Gagal jantung akibat kardiomiopati peripartum disebabkan oleh
gagalnya adaptasi tubuh untuk mempertahankan tekanan perfusi ke
jaringan perifer. Hal ini disebabkan oleh aktivasi sistem neurohormonal
yang berlebihan dan tidak pada tempatnya. Aktivasi kronik berlebihan
sistem renin-angiotensin-aldosteron (RAAS) dan sistem saraf simpatik
(adrenergik atau katekolaminergik) menyebabkan remodeling ventrikel kiri
yang progresif hingga tingkat seluler menyebabkan bertambah buruknya
gejala klinis. Selain itu kontribusi aktivasi sitokin proinflamasi pada gagal
jantung kronikdapat menyebabkan fibrosis, hipertrofi dan gangguan fungsi
pompa ventrikel kiri.
2.7 GEJALA KLINIS
Peripartum kardiomiopati bermanifestasi dengan gejala-gejala
dispnea, orthopnea, dispnea paroksismal nokturnal, batuk, nyeri dada,
anorexia, fatigue dan. edema tungkai. Dokter haruslah berhati-hati
mendiagnosis kardiomiopati peripartum dan menolak diagnosis-diagnosis
yang lain. Selama kehamilan terdapat banyak perubahan fisiologis yang
dapat menyerupai gagal jantung. Pada trimester pertama terjadi
peningkatan volume darah, yang dapat menyebabkan distensi vena
jugularis. Pada bulan-bulan terakhir kehamilan normal sering ditemukan
edema pedis. Dyspneu dan fatigue juga gejala sering pada kehamilan
normal.
1. Kelelahan adalah sensasi dari rasa lelah atau lemah dan menjadi tidak
dapat menjalani aktivitas sehari-hari seperti biasa seperti mandi atau
berpakaian tanpa berhenti untuk istirahat. Kelelahan dapat semakin
memburuk pada sore hari atau setelah melakukan aktivitas yang cukup
berat.
2. Nafas yang pendek dapat didefinisikan sebagai sesak nafas dengan
aktivitas seperti berjalan satu blok pada bidang yang datar atau
menaiki tangga. Dengan semakin berkembangnya gagal jantung,
12
pasien dapat merasa sesak saat makan, berbicara atau pada saat
istirahat. Beberapa pasien juga dapat berkembang menjadi kesulitan
bernafas saat malam hari, yang kemudian menyebabkan pasien
terbatuk atau kongesti atau menyebabkan pasien perlu tidur dengan
bantal yang tinggi.
3. Retensi cairan dapat bermanifestasi sebagai edema tungkai,
pembengkakan pada abdomen disertai dengan rasa kembung, nyeri,
hilangnya nafsu makan atau merasa penuh, kongesti pada paru
menyebabkan batuk dan sesak nafas; peningkatan frekuensi miksi
pada malam hari, dan penambahan berat badan.

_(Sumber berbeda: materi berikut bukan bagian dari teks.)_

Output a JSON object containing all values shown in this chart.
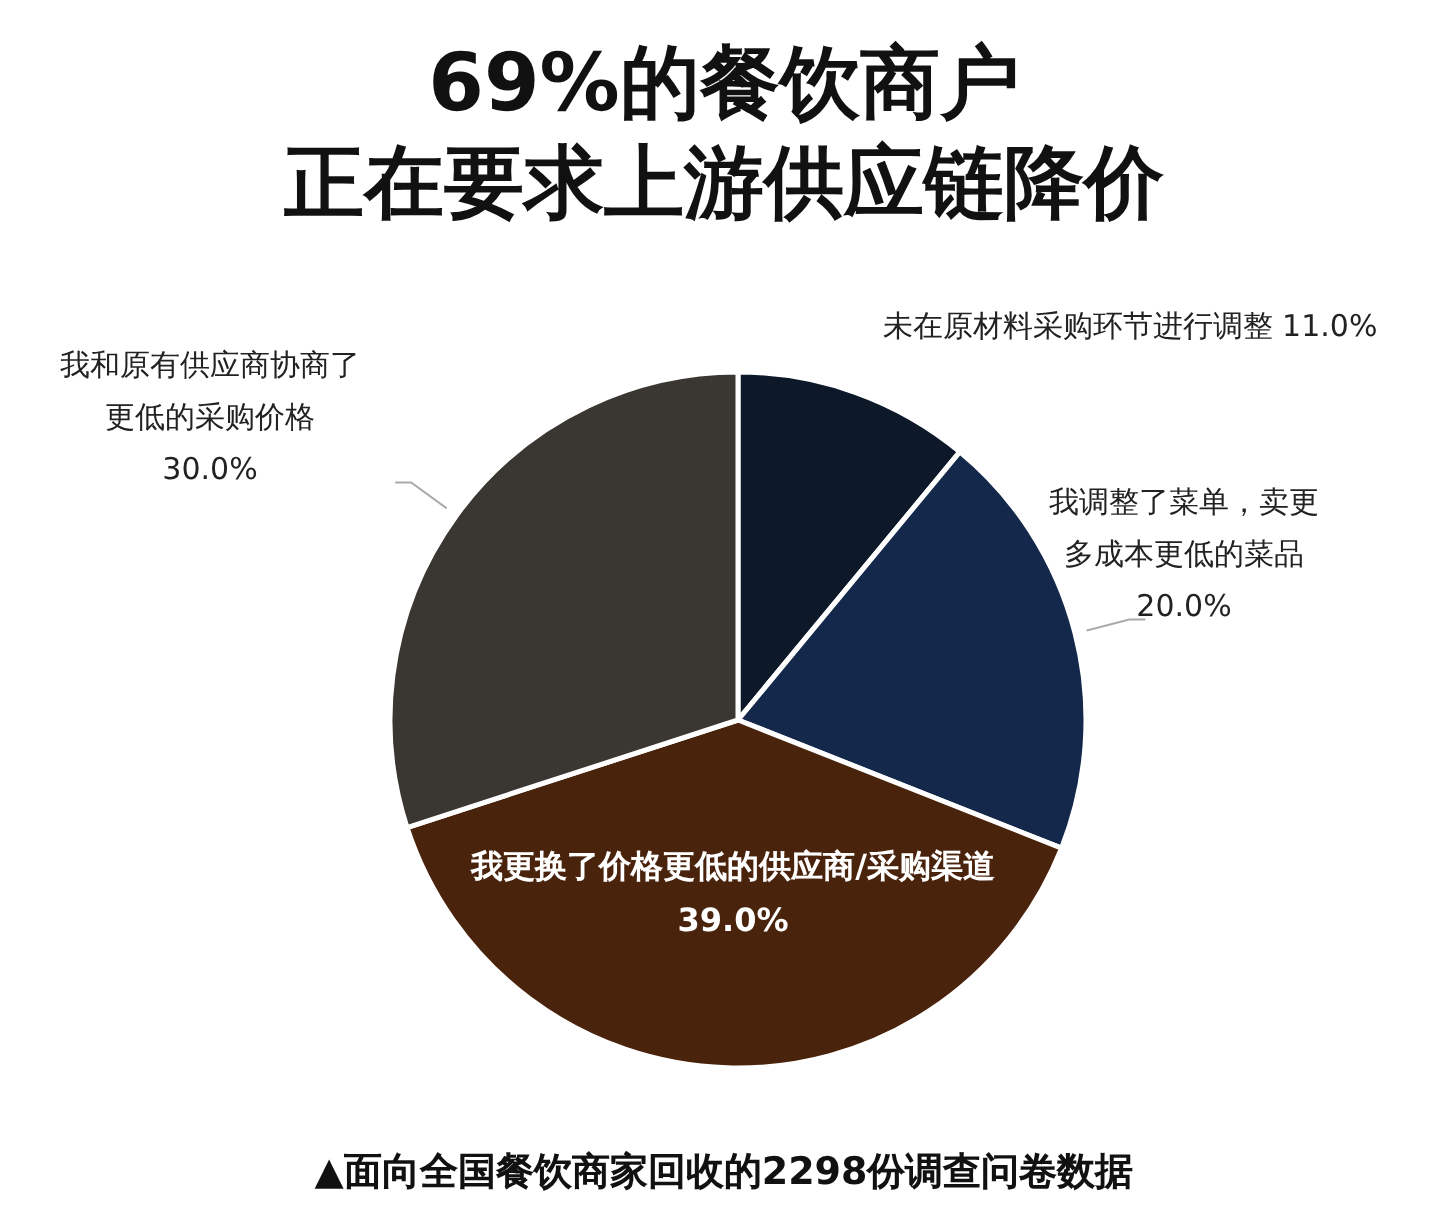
{
  "chart_data": {
    "type": "pie",
    "title": "69%的餐饮商户",
    "subtitle": "正在要求上游供应链降价",
    "categories": [
      "未在原材料采购环节进行调整",
      "我调整了菜单，卖更多成本更低的菜品",
      "我更换了价格更低的供应商/采购渠道",
      "我和原有供应商协商了更低的采购价格"
    ],
    "values": [
      11,
      20,
      39,
      30
    ],
    "value_labels": [
      "11.0%",
      "20.0%",
      "39.0%",
      "30.0%"
    ],
    "colors": [
      "#0d1829",
      "#13284a",
      "#4a230c",
      "#3a3631"
    ],
    "annotations": [
      "▲面向全国餐饮商家回收的2298份调查问卷数据"
    ]
  }
}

4. Pasien dengan gagal jantung yang disebabkan oleh kardiomiopati
peripartum juga mengeluhkan palpitasi, denyut yang tidak beraturan,
nyeri kepala, or almost fainting. Sangat jarang, pasien dengan
kardiomiopati peripartum dapat disertai dengan gejala gumpalan darah
yang pecah dan menuju ke organ vital seperti otak menyebabkan
stroke atau pada arteri koroner menyebabkan serangan jantung.
Gumpalan darah yang menuju ke paru-paru dapat menyebabkan
sesak nafas, nyeri kepala, palpitasi atau hemoptoe.5
Tanda fisik pasien gagal jantung akibat kardiomiopati dilatasi pada
masa peripartum bervariasi tergantung derajat kompensasi, tingkat
kronisitas (gagal jantung akut dibandingkan dengan gagal jantung
kronik),dan keterlibatan ruang jantung (jantung sebelah kiri atau kanan).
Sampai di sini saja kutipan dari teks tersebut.